Je cherchai du regard. La gardienne qui m'avait accompagné m'indiqua d'un geste un banc tout proche, a l'ombre d'un marronnier.
Hanna ? Cette femme sur le banc était Hanna ? Cheveux gris, des rides verticales sur le front, les joues et autour de la bouche, et un corps lourd. Elle portait une robe bleu clair trop étroite qui faisait des plis sur la poitrine, sur le ventre et aux cuisses. Ses mains étaient posées sur ses genoux et tenaient un livre. Elle ne lisait pas. Par-dessus ses lunettes de lecture en demi-lune, elle regardait une femme qui lançait a quelques moineaux une miette de pain après l'autre. Puis elle sentit qu'on la regardait et elle tourna le visage vers moi. Je vis un visage plein d'attente, je le vis s'éclairer de joie quand elle me reconnut, je vis ses yeux palper mes traits tandis que j'approchais, je les vis chercher, interroger, exprimer une incertitude et une blessure, puis je vis son visage s'éteindre. Quand j'arrivai à elle, elle eut un sourire gentil et las. " Tu as grandi, garçon" Je m'assis à côté d'elle, et elle prit ma main...
J'avais tant aimé son odeur, jadis. Une odeur toujours fraîche: de linge frais ou de sueur fraîche, une odeur de femme fraichement lavée ou fraichement aimée. Elle mettait parfois un parfum, je ne sais pas lequel, et il sentait aussi plus frais que tout. Sous toutes ces odeurs fraîches, il y en avait encore une autre, lourde, sombre, entêtante. Souvent j'ai flairé sa peau comme un animal curieux, je commencais par le cou et les épaules qui sentaient la toilette toute fraîche, j'aspirais entre les seins un effluve de sueur fraîche, qui se mêlait aux aiselles avec l'autre odeur, je retrouvais presque pure cette odeur lourde et sombre à la taille et au ventre, et entre les jambes avec une coloration fruitée qui m'excitait, je reniflais aussi ses jambes et ses pieds, les cuisses ou l'odeur lourde se perdait, le creux derrière les genoux ou je retrouvais le leger effluve de sueur fraîche, et les pieds avec leur odeur de savon ou de cuir ou de fatigue. Le dos et les bras ne sentaient rien de particulier, ne sentaient rien mais sentaient elle tout de même, et dans le creux des mains était l'odeur de la journée et du travail : encre des tickets, métal de la poinconneuse, oignons, poisson ou friture, eau de lessive ou vapeur de repassage. Quand on les lave, les mains ne trahissent d'abord rien de tout cela. Mais le savon n'a fait que recouvrir les odeurs et au bout d'un moment, elles sont de nouveau là, atténuées et fondues en un unique parfum du jour et du travail, le parfum du soir, du retour à la maison, du chez-soi.

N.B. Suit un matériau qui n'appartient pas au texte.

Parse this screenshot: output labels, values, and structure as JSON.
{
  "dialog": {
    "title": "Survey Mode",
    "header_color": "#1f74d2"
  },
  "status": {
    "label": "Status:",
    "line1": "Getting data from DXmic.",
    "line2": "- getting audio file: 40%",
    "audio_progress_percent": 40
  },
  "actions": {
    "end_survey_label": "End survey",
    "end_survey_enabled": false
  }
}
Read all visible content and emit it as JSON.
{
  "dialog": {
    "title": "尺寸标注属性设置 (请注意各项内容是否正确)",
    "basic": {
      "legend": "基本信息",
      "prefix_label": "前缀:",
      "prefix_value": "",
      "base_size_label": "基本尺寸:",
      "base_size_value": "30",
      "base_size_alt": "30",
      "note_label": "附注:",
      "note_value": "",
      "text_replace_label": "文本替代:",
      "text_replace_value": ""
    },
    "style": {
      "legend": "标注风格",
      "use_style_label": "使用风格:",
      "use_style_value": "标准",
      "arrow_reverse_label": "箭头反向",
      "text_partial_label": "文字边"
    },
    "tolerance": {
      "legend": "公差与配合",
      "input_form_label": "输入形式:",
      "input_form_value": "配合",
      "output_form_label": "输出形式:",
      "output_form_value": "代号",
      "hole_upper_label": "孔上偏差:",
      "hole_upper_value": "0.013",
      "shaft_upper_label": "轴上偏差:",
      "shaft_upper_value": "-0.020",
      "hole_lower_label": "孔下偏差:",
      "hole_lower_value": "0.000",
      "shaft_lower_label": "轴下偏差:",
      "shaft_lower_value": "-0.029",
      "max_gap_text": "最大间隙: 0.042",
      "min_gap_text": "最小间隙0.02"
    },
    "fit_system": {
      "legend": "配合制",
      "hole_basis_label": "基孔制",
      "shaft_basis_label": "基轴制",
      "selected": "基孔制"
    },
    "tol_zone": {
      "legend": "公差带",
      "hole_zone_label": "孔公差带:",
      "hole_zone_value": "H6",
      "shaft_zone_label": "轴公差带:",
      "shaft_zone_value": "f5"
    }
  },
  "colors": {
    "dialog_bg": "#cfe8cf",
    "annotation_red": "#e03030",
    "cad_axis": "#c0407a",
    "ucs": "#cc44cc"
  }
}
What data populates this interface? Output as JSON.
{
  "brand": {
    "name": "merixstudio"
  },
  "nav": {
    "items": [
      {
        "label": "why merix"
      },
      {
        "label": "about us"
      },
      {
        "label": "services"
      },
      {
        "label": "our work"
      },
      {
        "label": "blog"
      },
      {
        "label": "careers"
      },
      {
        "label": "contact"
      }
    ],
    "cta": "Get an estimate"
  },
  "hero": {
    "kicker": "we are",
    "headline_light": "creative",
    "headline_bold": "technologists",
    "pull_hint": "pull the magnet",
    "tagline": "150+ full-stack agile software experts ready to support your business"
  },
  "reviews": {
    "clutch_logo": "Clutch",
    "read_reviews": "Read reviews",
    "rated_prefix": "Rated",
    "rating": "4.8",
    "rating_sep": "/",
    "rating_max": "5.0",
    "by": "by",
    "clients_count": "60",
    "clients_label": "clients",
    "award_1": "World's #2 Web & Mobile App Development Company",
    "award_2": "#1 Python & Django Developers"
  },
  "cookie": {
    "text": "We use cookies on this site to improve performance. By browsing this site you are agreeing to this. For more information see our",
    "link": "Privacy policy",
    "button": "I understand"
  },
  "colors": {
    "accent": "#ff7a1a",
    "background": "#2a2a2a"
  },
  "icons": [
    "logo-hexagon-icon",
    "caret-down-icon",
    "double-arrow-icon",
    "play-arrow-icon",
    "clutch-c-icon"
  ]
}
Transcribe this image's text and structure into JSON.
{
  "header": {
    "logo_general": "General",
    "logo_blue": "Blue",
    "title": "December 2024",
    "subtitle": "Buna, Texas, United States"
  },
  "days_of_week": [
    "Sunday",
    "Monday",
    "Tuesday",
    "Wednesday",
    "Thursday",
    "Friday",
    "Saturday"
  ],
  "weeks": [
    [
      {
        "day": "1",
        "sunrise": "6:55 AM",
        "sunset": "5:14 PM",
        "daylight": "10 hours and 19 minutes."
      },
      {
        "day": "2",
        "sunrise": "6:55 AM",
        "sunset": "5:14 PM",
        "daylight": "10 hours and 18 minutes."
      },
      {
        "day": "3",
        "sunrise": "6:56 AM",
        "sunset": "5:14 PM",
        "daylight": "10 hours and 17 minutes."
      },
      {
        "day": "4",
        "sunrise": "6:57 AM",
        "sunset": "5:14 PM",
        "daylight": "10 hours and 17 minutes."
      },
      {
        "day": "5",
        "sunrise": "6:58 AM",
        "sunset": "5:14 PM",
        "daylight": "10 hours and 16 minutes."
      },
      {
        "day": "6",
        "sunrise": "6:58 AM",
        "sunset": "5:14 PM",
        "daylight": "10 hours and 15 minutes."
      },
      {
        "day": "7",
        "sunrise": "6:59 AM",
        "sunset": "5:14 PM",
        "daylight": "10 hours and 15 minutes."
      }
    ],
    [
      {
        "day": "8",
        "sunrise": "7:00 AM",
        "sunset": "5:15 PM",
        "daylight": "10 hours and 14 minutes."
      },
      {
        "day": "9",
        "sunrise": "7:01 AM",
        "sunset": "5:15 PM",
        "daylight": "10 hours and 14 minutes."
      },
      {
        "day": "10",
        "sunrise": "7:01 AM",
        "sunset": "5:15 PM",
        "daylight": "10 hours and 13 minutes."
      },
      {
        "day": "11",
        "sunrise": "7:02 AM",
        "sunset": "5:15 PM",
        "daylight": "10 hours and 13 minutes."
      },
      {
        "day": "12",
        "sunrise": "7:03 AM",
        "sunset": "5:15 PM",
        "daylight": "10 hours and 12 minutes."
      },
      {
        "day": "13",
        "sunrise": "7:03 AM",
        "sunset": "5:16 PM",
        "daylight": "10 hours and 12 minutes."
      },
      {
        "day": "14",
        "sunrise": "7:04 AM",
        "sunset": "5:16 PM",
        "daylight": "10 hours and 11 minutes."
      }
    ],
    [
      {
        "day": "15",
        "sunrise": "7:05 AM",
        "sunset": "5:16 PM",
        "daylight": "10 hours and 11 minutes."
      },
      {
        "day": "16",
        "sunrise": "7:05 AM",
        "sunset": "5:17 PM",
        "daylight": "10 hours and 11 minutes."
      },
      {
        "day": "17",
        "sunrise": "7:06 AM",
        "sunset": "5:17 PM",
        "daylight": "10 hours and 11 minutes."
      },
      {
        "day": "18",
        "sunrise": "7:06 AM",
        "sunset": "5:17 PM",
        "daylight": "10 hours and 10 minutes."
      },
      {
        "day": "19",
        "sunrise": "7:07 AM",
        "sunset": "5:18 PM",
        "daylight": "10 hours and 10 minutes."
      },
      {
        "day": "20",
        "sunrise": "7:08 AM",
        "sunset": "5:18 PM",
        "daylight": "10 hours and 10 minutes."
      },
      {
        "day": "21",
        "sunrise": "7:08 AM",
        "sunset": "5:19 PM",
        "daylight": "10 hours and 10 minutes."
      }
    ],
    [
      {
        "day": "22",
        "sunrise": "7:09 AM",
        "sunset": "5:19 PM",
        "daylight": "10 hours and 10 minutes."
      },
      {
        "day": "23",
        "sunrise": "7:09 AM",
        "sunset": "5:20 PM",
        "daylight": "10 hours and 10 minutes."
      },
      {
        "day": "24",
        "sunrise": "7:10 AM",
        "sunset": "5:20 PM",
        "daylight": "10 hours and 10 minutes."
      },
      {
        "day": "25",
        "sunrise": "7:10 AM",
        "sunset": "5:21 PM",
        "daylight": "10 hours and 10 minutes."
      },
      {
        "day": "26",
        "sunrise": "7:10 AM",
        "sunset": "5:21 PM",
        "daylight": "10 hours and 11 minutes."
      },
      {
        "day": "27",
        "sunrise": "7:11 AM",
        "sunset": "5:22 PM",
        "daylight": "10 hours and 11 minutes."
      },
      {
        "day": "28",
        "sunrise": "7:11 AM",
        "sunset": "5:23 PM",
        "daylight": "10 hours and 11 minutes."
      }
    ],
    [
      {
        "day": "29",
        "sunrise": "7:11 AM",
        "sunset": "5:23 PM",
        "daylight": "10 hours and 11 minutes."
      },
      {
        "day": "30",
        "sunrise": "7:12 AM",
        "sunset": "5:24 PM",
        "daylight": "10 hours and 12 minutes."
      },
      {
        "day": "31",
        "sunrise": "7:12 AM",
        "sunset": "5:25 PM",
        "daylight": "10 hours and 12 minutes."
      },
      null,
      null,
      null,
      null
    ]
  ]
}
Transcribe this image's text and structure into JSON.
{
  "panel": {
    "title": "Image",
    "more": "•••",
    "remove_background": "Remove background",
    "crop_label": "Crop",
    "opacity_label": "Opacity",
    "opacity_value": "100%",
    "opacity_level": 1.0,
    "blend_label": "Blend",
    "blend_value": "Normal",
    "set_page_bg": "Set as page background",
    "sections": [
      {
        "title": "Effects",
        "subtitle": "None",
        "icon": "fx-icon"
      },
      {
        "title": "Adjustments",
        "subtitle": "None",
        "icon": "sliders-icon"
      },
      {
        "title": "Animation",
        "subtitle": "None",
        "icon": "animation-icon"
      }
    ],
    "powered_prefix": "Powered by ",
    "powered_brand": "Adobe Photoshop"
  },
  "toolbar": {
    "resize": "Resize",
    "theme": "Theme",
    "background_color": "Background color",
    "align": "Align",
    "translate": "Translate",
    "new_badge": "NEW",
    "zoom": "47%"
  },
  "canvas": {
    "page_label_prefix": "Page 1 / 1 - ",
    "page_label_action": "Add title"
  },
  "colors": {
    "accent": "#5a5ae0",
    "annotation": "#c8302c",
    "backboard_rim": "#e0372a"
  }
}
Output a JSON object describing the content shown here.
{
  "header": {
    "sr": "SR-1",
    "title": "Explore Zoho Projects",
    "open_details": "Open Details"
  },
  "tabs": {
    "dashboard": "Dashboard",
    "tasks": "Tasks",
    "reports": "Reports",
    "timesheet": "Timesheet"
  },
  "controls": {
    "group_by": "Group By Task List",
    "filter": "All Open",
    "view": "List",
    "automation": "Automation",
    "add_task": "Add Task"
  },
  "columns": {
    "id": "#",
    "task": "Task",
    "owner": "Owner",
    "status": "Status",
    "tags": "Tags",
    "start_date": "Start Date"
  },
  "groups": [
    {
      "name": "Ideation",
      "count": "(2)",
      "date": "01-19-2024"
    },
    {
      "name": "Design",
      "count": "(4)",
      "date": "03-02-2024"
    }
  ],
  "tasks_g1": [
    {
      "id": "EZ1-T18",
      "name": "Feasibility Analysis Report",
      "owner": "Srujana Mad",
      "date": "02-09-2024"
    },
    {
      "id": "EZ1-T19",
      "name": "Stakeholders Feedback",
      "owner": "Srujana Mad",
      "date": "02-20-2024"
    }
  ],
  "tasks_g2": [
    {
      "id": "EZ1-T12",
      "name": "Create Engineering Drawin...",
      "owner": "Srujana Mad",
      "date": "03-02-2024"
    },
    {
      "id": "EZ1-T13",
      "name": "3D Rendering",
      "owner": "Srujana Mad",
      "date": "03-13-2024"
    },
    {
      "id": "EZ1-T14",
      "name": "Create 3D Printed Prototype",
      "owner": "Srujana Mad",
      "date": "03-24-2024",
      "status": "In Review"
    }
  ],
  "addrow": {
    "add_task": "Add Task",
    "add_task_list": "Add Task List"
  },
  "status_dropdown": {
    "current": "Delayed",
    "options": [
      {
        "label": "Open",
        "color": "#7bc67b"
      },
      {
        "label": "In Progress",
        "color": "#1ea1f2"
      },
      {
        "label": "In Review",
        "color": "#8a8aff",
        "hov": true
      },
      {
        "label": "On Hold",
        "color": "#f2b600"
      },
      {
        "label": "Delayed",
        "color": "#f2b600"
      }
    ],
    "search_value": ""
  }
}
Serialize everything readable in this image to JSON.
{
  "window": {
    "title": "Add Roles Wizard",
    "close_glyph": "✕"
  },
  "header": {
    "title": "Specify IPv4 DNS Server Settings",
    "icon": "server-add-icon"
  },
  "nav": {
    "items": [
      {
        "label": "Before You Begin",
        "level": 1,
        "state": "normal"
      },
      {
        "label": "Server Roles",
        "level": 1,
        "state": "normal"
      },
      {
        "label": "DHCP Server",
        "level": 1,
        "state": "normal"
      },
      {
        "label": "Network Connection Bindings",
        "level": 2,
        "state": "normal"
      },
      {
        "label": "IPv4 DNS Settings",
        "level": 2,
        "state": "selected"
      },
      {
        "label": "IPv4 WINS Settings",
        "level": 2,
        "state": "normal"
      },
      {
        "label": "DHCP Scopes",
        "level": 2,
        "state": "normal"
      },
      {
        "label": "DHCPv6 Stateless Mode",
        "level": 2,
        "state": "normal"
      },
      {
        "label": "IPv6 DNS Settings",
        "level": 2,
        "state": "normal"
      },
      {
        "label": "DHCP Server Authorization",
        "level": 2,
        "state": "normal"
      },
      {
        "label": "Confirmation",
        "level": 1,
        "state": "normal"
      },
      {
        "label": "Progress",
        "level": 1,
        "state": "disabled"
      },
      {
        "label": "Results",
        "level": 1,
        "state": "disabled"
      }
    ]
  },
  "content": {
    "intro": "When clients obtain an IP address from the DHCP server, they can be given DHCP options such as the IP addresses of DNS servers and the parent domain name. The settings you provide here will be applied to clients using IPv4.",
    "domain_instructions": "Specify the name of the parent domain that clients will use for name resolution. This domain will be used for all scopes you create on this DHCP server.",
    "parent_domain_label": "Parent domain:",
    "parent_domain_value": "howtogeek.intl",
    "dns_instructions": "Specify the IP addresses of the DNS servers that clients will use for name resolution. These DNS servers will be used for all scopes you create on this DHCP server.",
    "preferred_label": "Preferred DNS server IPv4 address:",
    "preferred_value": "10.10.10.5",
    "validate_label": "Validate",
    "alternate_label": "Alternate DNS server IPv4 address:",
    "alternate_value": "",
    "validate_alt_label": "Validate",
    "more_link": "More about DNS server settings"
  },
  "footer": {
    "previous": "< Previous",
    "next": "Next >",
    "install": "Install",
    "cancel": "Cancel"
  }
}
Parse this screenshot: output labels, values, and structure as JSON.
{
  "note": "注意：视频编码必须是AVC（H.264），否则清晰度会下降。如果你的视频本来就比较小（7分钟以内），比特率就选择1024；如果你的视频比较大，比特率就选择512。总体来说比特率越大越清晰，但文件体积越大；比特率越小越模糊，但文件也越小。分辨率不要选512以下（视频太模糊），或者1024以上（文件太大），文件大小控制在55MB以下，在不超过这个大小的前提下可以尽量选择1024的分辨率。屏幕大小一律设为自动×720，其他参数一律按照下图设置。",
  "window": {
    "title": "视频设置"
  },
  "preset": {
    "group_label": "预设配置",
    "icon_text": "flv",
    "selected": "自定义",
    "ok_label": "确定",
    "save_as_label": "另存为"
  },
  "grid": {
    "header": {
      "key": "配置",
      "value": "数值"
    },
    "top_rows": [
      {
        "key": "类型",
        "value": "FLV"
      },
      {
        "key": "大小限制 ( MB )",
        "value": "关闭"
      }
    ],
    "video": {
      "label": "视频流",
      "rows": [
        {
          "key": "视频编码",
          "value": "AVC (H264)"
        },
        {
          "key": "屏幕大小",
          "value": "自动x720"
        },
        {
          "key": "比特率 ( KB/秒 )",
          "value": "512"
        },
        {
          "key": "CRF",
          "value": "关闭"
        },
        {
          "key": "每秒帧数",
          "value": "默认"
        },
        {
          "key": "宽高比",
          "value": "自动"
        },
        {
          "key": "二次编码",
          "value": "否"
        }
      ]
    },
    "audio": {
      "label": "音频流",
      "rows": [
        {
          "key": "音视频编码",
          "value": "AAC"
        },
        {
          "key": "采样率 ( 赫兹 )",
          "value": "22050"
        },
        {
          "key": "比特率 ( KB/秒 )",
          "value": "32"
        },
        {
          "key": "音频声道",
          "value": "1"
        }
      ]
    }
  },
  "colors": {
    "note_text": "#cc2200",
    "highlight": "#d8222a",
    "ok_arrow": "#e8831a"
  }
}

J'étais assis a côté d'Hanna et je sentais une vieille femme. Je ne sais ce qui fait cette odeur , que je connais de mes grandes-mères et de vieilles tantes, et qui flotte dans les chambres et les couloirs des maisons de retraite comme une malédiction. Hanna était trop jeune pour elle.
Je me rapprochai d'elle. J'avais noté que je l'avais décue en arrivant, et je voulais maintenant me rattraper et reparer cela.
...J'avais concedé a Hanna une petite niche - une niche qui véritablement comptait pour moi, m'apportait quelque chose et pour laquelle je faisais aussi quelque chose - mais je ne lui avais pas fait de place dans ma vie. Je me revoltai contre la mauvaise conscience que j'éprouvais pour l'avoir cantonnée dans une niche. Elle attendit de voir si j'avais quelque chose a dire, mais je ne trouvai rien. Je faillis dire que, moi, je ne pouvais rien chasser. Mais ce n'était pas vrai: c'est aussi chasser quelqu'un que de le mettre dans une niche. Je me levai, et elle aussi. Nous nous regardâmes.La sonnerie avait retenti deux fois et les autres femmes étaient déja rentrées dans le bâtiment. De nouveau ses yeux palpèrent mon visage.
Je la serrai dans mes bras, mais je ne sentis pas le contact qui aurait convenu. " Porte toi bien, garçon", Toi aussi" Ainsi, nous nous dîmes aurevoir avant même de devoir nous séparer dans le batîment.